The offender placed his fingers inside TF's bikini bottoms, pulling them forward and exposing her vagina. He took a photograph of this. He did the same to CM. He pulled TF's bikini bottom to the area of her knees and touched her on the vagina. He also pulled CM's underpants down to her ankles and touched her on the vagina. TM was present when this was happening but none of her clothing was removed and she was not touched by the offender.
Shortly thereafter the complainants fled and made their way to the twins' home. They complained to the twins' father and they gave a description of a distinctive t-shirt the offender was wearing, it being blue with a large letter E on the front. The twins' father and the three girls then drove around the school and the adjacent park area looking for the offender but to no avail. The father then dropped the girls off at the home of the twins' grandmother and he then reported the matter to Forster Police.
He then returned to the Tuncurry area and saw the offender in a car park behind the main street. He approached and told him that he matched the description given by the three girls and that he would ring the police. The offender remained in the area, standing next to his car.
Police attended promptly and spoke to the offender. He was cautioned and placed under arrest. A Nikon digital camera and computer floppy disc was found in his car. He was told that the police intended to seize his car and the camera equipment. He claimed to them that he only had photographs of the scenery on his camera.
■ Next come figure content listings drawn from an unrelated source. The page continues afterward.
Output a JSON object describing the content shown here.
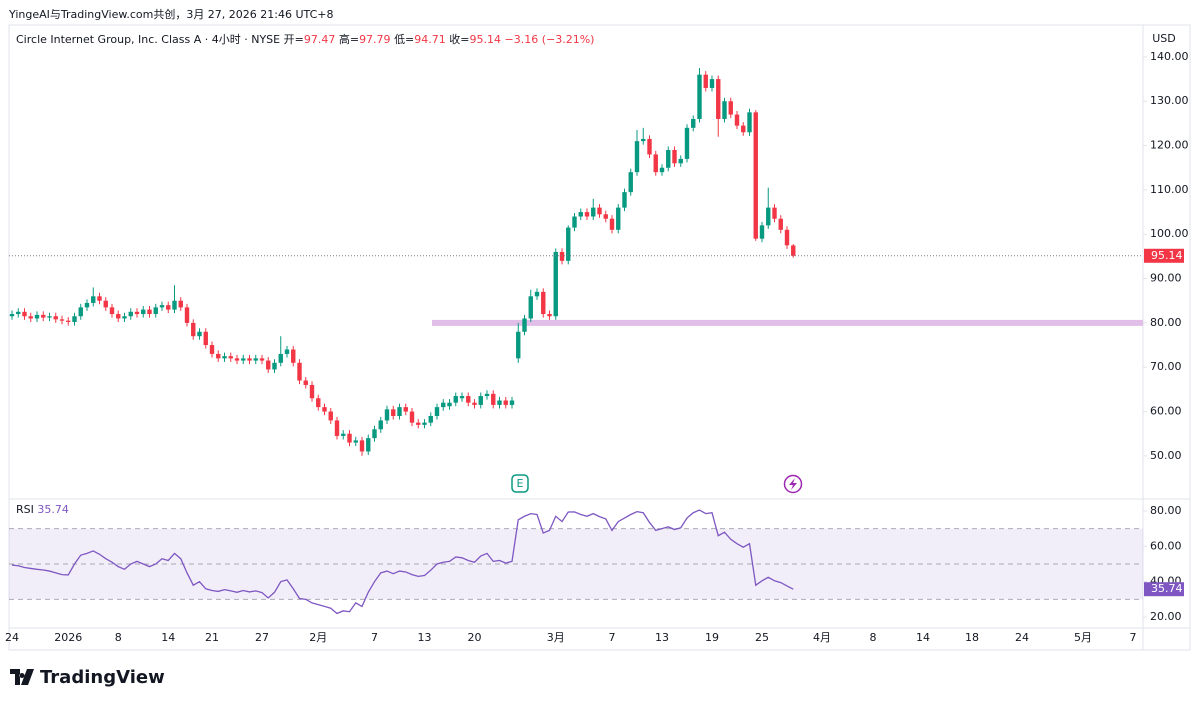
{
  "chart_data": {
    "type": "candlestick",
    "attribution": "YingeAI与TradingView.com共创，3月 27, 2026 21:46 UTC+8",
    "title": "Circle Internet Group, Inc. Class A · 4小时 · NYSE",
    "currency": "USD",
    "ohlc_legend": [
      {
        "label": "开=",
        "value": 97.47
      },
      {
        "label": "高=",
        "value": 97.79
      },
      {
        "label": "低=",
        "value": 94.71
      },
      {
        "label": "收=",
        "value": 95.14
      }
    ],
    "change": {
      "value": -3.16,
      "label": "−3.16"
    },
    "change_pct": {
      "value": -3.21,
      "label": "(−3.21%)"
    },
    "categories": [
      "24",
      null,
      null,
      null,
      null,
      null,
      null,
      null,
      null,
      "2026",
      null,
      null,
      null,
      null,
      null,
      null,
      null,
      "8",
      null,
      null,
      null,
      null,
      null,
      null,
      null,
      "14",
      null,
      null,
      null,
      null,
      null,
      null,
      "21",
      null,
      null,
      null,
      null,
      null,
      null,
      null,
      "27",
      null,
      null,
      null,
      null,
      null,
      null,
      null,
      null,
      "2月",
      null,
      null,
      null,
      null,
      null,
      null,
      null,
      null,
      "7",
      null,
      null,
      null,
      null,
      null,
      null,
      null,
      "13",
      null,
      null,
      null,
      null,
      null,
      null,
      null,
      "20",
      null,
      null,
      null,
      null,
      null,
      null,
      null,
      null,
      null,
      null,
      null,
      null,
      "3月",
      null,
      null,
      null,
      null,
      null,
      null,
      null,
      null,
      "7",
      null,
      null,
      null,
      null,
      null,
      null,
      null,
      "13",
      null,
      null,
      null,
      null,
      null,
      null,
      null,
      "19",
      null,
      null,
      null,
      null,
      null,
      null,
      null,
      "25",
      null,
      null,
      null,
      null,
      null
    ],
    "future_categories": [
      "4月",
      "8",
      "14",
      "18",
      "24",
      "5月",
      "7"
    ],
    "open": [
      81.5,
      82,
      82.5,
      81.5,
      81,
      81.8,
      81.2,
      81.5,
      80.8,
      80.5,
      80.2,
      81.5,
      83.5,
      84.5,
      86,
      85,
      83.5,
      82,
      81,
      81.5,
      82.5,
      82,
      83,
      82,
      83.5,
      84,
      83,
      85,
      83.5,
      80,
      77,
      78,
      75,
      73,
      72,
      72.5,
      72,
      71.5,
      72,
      71.5,
      72,
      71.5,
      69.5,
      71,
      73,
      74,
      71,
      67,
      66,
      63,
      61,
      60,
      58,
      54.5,
      55,
      53,
      53.5,
      51,
      54,
      56,
      58,
      60.5,
      59,
      61,
      60,
      57.5,
      57,
      57.5,
      59,
      61,
      61.2,
      62,
      63,
      63.5,
      62,
      61.5,
      63.5,
      64,
      61.5,
      62.5,
      61.5,
      72,
      78,
      81,
      86,
      87,
      82,
      81.5,
      96,
      94,
      101.5,
      104,
      105,
      104,
      106,
      104.5,
      103.5,
      101,
      106,
      109.5,
      114,
      121,
      121.5,
      118,
      114,
      115,
      119,
      116,
      117,
      124,
      126,
      136,
      133,
      135,
      126,
      130,
      127,
      124.5,
      123,
      127.5,
      99,
      102,
      106,
      103.5,
      101,
      97.47
    ],
    "high": [
      82.8,
      83.3,
      83.3,
      82.3,
      82.6,
      82.6,
      82.3,
      82.3,
      81.6,
      81.3,
      82.3,
      84.3,
      85.3,
      88,
      86.8,
      85.8,
      84.3,
      82.8,
      82.3,
      83.3,
      83.3,
      83.8,
      83.8,
      84.3,
      84.8,
      84.8,
      88.5,
      85.8,
      84.3,
      80.8,
      78.8,
      78.8,
      75.8,
      73.8,
      73.3,
      73.3,
      72.8,
      72.8,
      72.8,
      72.8,
      72.8,
      72.3,
      71.8,
      77,
      74.8,
      74.8,
      71.8,
      67.8,
      66.8,
      63.8,
      61.8,
      60.8,
      58.8,
      55.8,
      55.8,
      54.3,
      54.3,
      54.8,
      56.8,
      58.8,
      61.3,
      61.3,
      61.8,
      61.8,
      60.8,
      58.3,
      58.3,
      59.8,
      61.8,
      62.8,
      62.8,
      64.3,
      64.3,
      64.3,
      62.8,
      64.3,
      64.8,
      64.8,
      63.3,
      63.3,
      63.3,
      80,
      81.8,
      87.5,
      87.8,
      87.8,
      82.8,
      96.8,
      96.8,
      102,
      104.8,
      105.8,
      105.8,
      108,
      106.8,
      105.3,
      104.3,
      106.8,
      110.3,
      114.8,
      123.5,
      124,
      122.3,
      118.8,
      115.8,
      119.8,
      119.8,
      117.8,
      124.8,
      126.8,
      137.5,
      136.8,
      135.8,
      135.8,
      130.8,
      130.8,
      127.8,
      125.3,
      128.3,
      128,
      102.8,
      110.5,
      106.8,
      104.3,
      101.8,
      97.79
    ],
    "low": [
      80.7,
      81.2,
      80.7,
      80.2,
      80.2,
      80.4,
      80.4,
      80,
      79.7,
      79.4,
      79.4,
      80.7,
      82.7,
      83.7,
      84.2,
      82.7,
      81.2,
      80.2,
      80.2,
      80.7,
      81.2,
      81.2,
      81.2,
      81.2,
      82.7,
      82.2,
      82.2,
      82.7,
      79.2,
      76.2,
      76.2,
      74.2,
      72.2,
      71.2,
      71.2,
      71.2,
      70.7,
      70.7,
      70.7,
      70.7,
      70.7,
      68.7,
      68.7,
      70.2,
      72.2,
      70.2,
      66.2,
      65.2,
      62.2,
      60.2,
      59.2,
      57.2,
      53.7,
      53.7,
      52.2,
      52.2,
      50,
      50.2,
      53.2,
      55.2,
      57.2,
      58.2,
      58.2,
      59.2,
      56.7,
      56.2,
      56.2,
      56.7,
      58.2,
      60.2,
      60.4,
      61.2,
      62.2,
      61.2,
      60.7,
      60.7,
      62.7,
      60.7,
      60.7,
      60.7,
      60.7,
      71,
      77.2,
      80.2,
      85.2,
      81.2,
      80.7,
      80.7,
      93.2,
      93.2,
      100.7,
      103.2,
      103.2,
      103.2,
      103.7,
      102.7,
      100.2,
      100.2,
      105.2,
      108.7,
      113.2,
      120.2,
      117.2,
      113.2,
      113.2,
      114.2,
      115.2,
      115.2,
      116.2,
      123.2,
      125.2,
      132.2,
      132.2,
      122,
      125.2,
      126.2,
      123.7,
      122.2,
      122.2,
      98.5,
      98.2,
      101.2,
      102.7,
      100.2,
      96.7,
      94.71
    ],
    "close": [
      82,
      82.5,
      81.5,
      81,
      81.8,
      81.2,
      81.5,
      80.8,
      80.5,
      80.2,
      81.5,
      83.5,
      84.5,
      86,
      85,
      83.5,
      82,
      81,
      81.5,
      82.5,
      82,
      83,
      82,
      83.5,
      84,
      83,
      85,
      83.5,
      80,
      77,
      78,
      75,
      73,
      72,
      72.5,
      72,
      71.5,
      72,
      71.5,
      72,
      71.5,
      69.5,
      71,
      73,
      74,
      71,
      67,
      66,
      63,
      61,
      60,
      58,
      54.5,
      55,
      53,
      53.5,
      51,
      54,
      56,
      58,
      60.5,
      59,
      61,
      60,
      57.5,
      57,
      57.5,
      59,
      61,
      62,
      62,
      63.5,
      63.5,
      62,
      61.5,
      63.5,
      64,
      61.5,
      62.5,
      61.5,
      62.5,
      78,
      81,
      86,
      87,
      82,
      81.5,
      96,
      94,
      101.5,
      104,
      105,
      104,
      106,
      104.5,
      103.5,
      101,
      106,
      109.5,
      114,
      121,
      121.5,
      118,
      114,
      115,
      119,
      116,
      117,
      124,
      126,
      136,
      133,
      135,
      126,
      130,
      127,
      124.5,
      123,
      127.5,
      99,
      102,
      106,
      103.5,
      101,
      97.5,
      95.14
    ],
    "up_color": "#089981",
    "down_color": "#f23645",
    "ylim": [
      40.5,
      147.2
    ],
    "yticks": [
      {
        "value": 50,
        "label": "50.00"
      },
      {
        "value": 60,
        "label": "60.00"
      },
      {
        "value": 70,
        "label": "70.00"
      },
      {
        "value": 80,
        "label": "80.00"
      },
      {
        "value": 90,
        "label": "90.00"
      },
      {
        "value": 100,
        "label": "100.00"
      },
      {
        "value": 110,
        "label": "110.00"
      },
      {
        "value": 120,
        "label": "120.00"
      },
      {
        "value": 130,
        "label": "130.00"
      },
      {
        "value": 140,
        "label": "140.00"
      }
    ],
    "horizontal_line": {
      "value": 80,
      "color": "#e1bee7"
    },
    "earnings_marker": "E",
    "rsi": {
      "name": "RSI",
      "color": "#7e57c2",
      "values": [
        49.4,
        49,
        48,
        47.5,
        47,
        46.6,
        46,
        45,
        44,
        43.8,
        50,
        55,
        56,
        57.4,
        55.5,
        53,
        51,
        48.5,
        47,
        50,
        51.5,
        50,
        48.5,
        50,
        53,
        52,
        56,
        53,
        45,
        38,
        40,
        36,
        35,
        34.5,
        35.5,
        34.8,
        34,
        35,
        34.2,
        34.8,
        33.8,
        30.8,
        34,
        40,
        41,
        36,
        30.5,
        30,
        28,
        27,
        26,
        25,
        22,
        23.5,
        23,
        28,
        26,
        34,
        40,
        45,
        46,
        44.5,
        46,
        45.5,
        44,
        43,
        43.5,
        46.5,
        50,
        51,
        51.5,
        54,
        53.5,
        52,
        51,
        54.5,
        56,
        51.5,
        52,
        50.5,
        51.5,
        75,
        77,
        78.5,
        78,
        67.5,
        69,
        77,
        74,
        79.4,
        79.5,
        78,
        77,
        78.5,
        76.8,
        75.5,
        69,
        74,
        76,
        78,
        79.6,
        79,
        73.5,
        69,
        70,
        71,
        69.5,
        70.5,
        76,
        79,
        80.5,
        78.5,
        79,
        66,
        68,
        64,
        61.5,
        59.5,
        61.5,
        38,
        40.5,
        42.5,
        40.5,
        39.5,
        37.6,
        35.74
      ],
      "ylim": [
        13.8,
        86.2
      ],
      "yticks": [
        {
          "value": 20,
          "label": "20.00"
        },
        {
          "value": 40,
          "label": "40.00"
        },
        {
          "value": 60,
          "label": "60.00"
        },
        {
          "value": 80,
          "label": "80.00"
        }
      ],
      "bands": [
        30,
        50,
        70
      ]
    },
    "brand": "TradingView"
  }
}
About a week later the police took the camera and floppy disc to their State Electronic Evidence Branch for examination. A disc was removed from the camera and from it were retrieved forty-eight coastal scene images. Also identified were fifteen deleted images. These deleted images had been created on 28 January 2006 between 3.35pm and 3.38pm and had been deleted between 3.49pm and 3.50pm. Those images depicted the complainants, four of them being photos of TF and CM in sexually explicit poses."
12 The relationship of the particular counts to the facts was also specified by his Honour and, again, I can draw from his remarks on sentence:
"The offences to which the offender has pleaded guilty are as follows:
Count one, indecent assault upon TF a child under ten, namely eight - this offence relates to the offender having pulled TF's bikini bottom to the area of her knees and touching her vagina.
Count two, using TF a child under fourteen, namely eight, for pornographic purposes - this offence relates to the offender taking photographs of TF.
Count three, indecent assault upon CM a child under ten, namely eight - this offence relates to the offender having pulled CM's underpants down to her ankles and touching her vagina.
Count four, using CM a child under fourteen, namely eight, for pornographic purposes - this offence relates to the offender taking photographs of CM.
Count five, inciting TM a child under ten, namely eight, to commit an act of indecency with the offender - this offence relates to the offender asking TM to take her pants off so he could take photographs of her.
The offences the offender asks to have taken into account are:
Offence one, inciting CM a child under ten, namely eight, to commit an act of indecency - this offence relates to the offender asking CM to take her board shorts off so he could take photographs of her.
Offence two, possession of child pornography - this offence relates to the offender having in his possession photographs he had taken of the complainants, four of which showed TF and CM with their pants pulled down exposing their vaginas."
13 The notice filed on 13 November 2008 specified five grounds of appeal:
1. His Honour the sentencing Judge erred in rejecting the fact that the Applicant had been himself sexually assaulted at a very young age, as a matter that went to mitigation of sentence.